Nonetheless, the comparison with the visible cameras will need additional research as a proper assessment of the detection capability was not possible because of the original equipment manufacturer restrictions on the signals that can be accessed via onboard diagnostic. Thus, only a heuristic estimation could be provided based on the HMI indications. We plan to perform additional tests during the summer season to investigate whether warm weather and higher humidity might degrade the performance of thermal camera.
Footnotes
Acknowledgements
The authors are grateful to JRC colleagues who supported the testing campaign, Antonio Migneco and Germana Trentadue.
Correction (November 2024):
Article updated to include a Declaration of Conflicting Interests statement; for further details see the Declaration of Conflicting Interests at the end of the article.
Author Contributions
The authors confirm contribution to the paper as follows: study conception and design: K.M., R.D., G.D., J.M., S.T., B.C.; data collection: K.M., R.D., S.V., G.D., J.M.; analysis and interpretation of results: R.D., K.M., G.D., J.M.; draft manuscript preparation: R.D., K.M. All authors reviewed the results and approved the final version of the manuscript.
Declaration of Conflicting Interests
The author(s) declared the following potential conflicts of interest with respect to the research, authorship, and/or publication of this article: Authors Riccardo Donà, Konstantinos Mattas, Sándor Vass, and Biagio Ciuffo are employed by the funder, Joint Research Centre, European Commission, Ispra, Varese, Italy.
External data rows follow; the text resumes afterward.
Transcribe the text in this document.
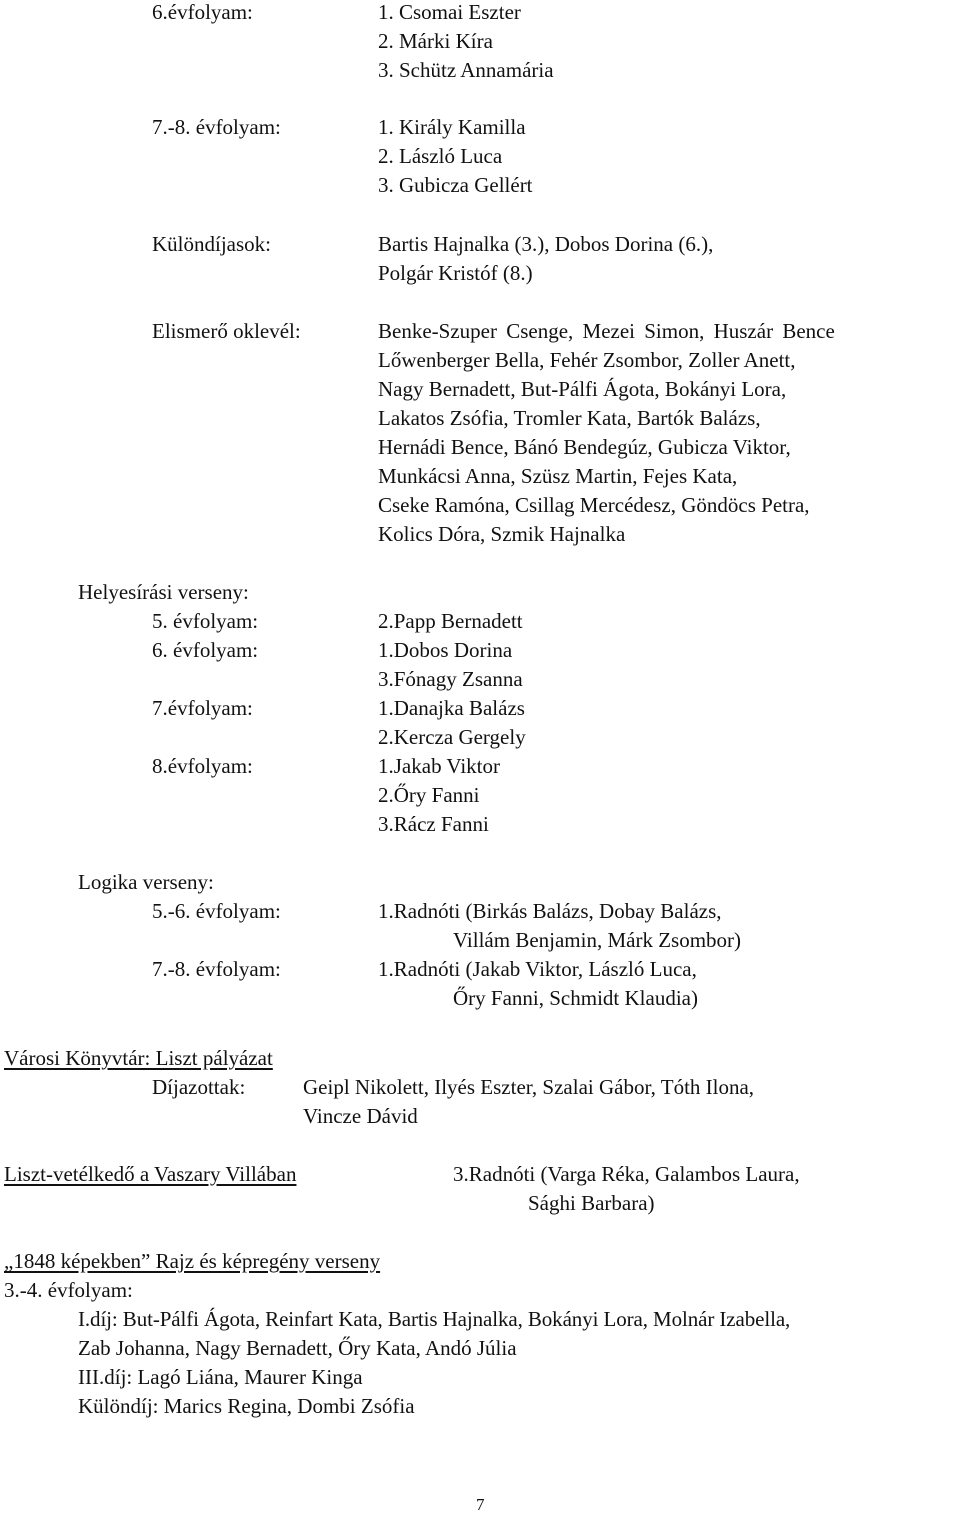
6.évfolyam:	1. Csomai Eszter
2. Márki Kíra
3. Schütz Annamária
7.-8. évfolyam:	1. Király Kamilla
2. László Luca
3. Gubicza Gellért
Különdíjasok:	Bartis Hajnalka (3.), Dobos Dorina (6.),
Polgár Kristóf (8.)
Elismerő oklevél:	Benke-Szuper Csenge, Mezei Simon, Huszár Bence
Lőwenberger Bella, Fehér Zsombor, Zoller Anett,
Nagy Bernadett, But-Pálfi Ágota, Bokányi Lora,
Lakatos Zsófia, Tromler Kata, Bartók Balázs,
Hernádi Bence, Bánó Bendegúz, Gubicza Viktor,
Munkácsi Anna, Szüsz Martin, Fejes Kata,
Cseke Ramóna, Csillag Mercédesz, Göndöcs Petra,
Kolics Dóra, Szmik Hajnalka
Helyesírási verseny:
5. évfolyam:	2.Papp Bernadett
6. évfolyam:	1.Dobos Dorina
3.Fónagy Zsanna
7.évfolyam:	1.Danajka Balázs
2.Kercza Gergely
8.évfolyam:	1.Jakab Viktor
2.Őry Fanni
3.Rácz Fanni
Logika verseny:
5.-6. évfolyam:	1.Radnóti (Birkás Balázs, Dobay Balázs,
Villám Benjamin, Márk Zsombor)
7.-8. évfolyam:	1.Radnóti (Jakab Viktor, László Luca,
Őry Fanni, Schmidt Klaudia)
Városi Könyvtár: Liszt pályázat
Díjazottak:	Geipl Nikolett, Ilyés Eszter, Szalai Gábor, Tóth Ilona,
Vincze Dávid
Liszt-vetélkedő a Vaszary Villában	3.Radnóti (Varga Réka, Galambos Laura,
Sághi Barbara)
„1848 képekben” Rajz és képregény verseny
3.-4. évfolyam:
I.díj: But-Pálfi Ágota, Reinfart Kata, Bartis Hajnalka, Bokányi Lora, Molnár Izabella,
Zab Johanna, Nagy Bernadett, Őry Kata, Andó Júlia
III.díj: Lagó Liána, Maurer Kinga
Különdíj: Marics Regina, Dombi Zsófia
7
The opinion expressed in the manuscript are those of the authors and should in no way be considered to represent and official opinion of the European Commission. Mention of trade or commercial products does not constitute endorsement or recommendation by the authors or the European Commission.
Funding
The author(s) disclosed receipt of the following financial support for the research, authorship, and/or publication of this article: The work was supported by the Joint Research Centre for the European Commission as part of the Living Lab project.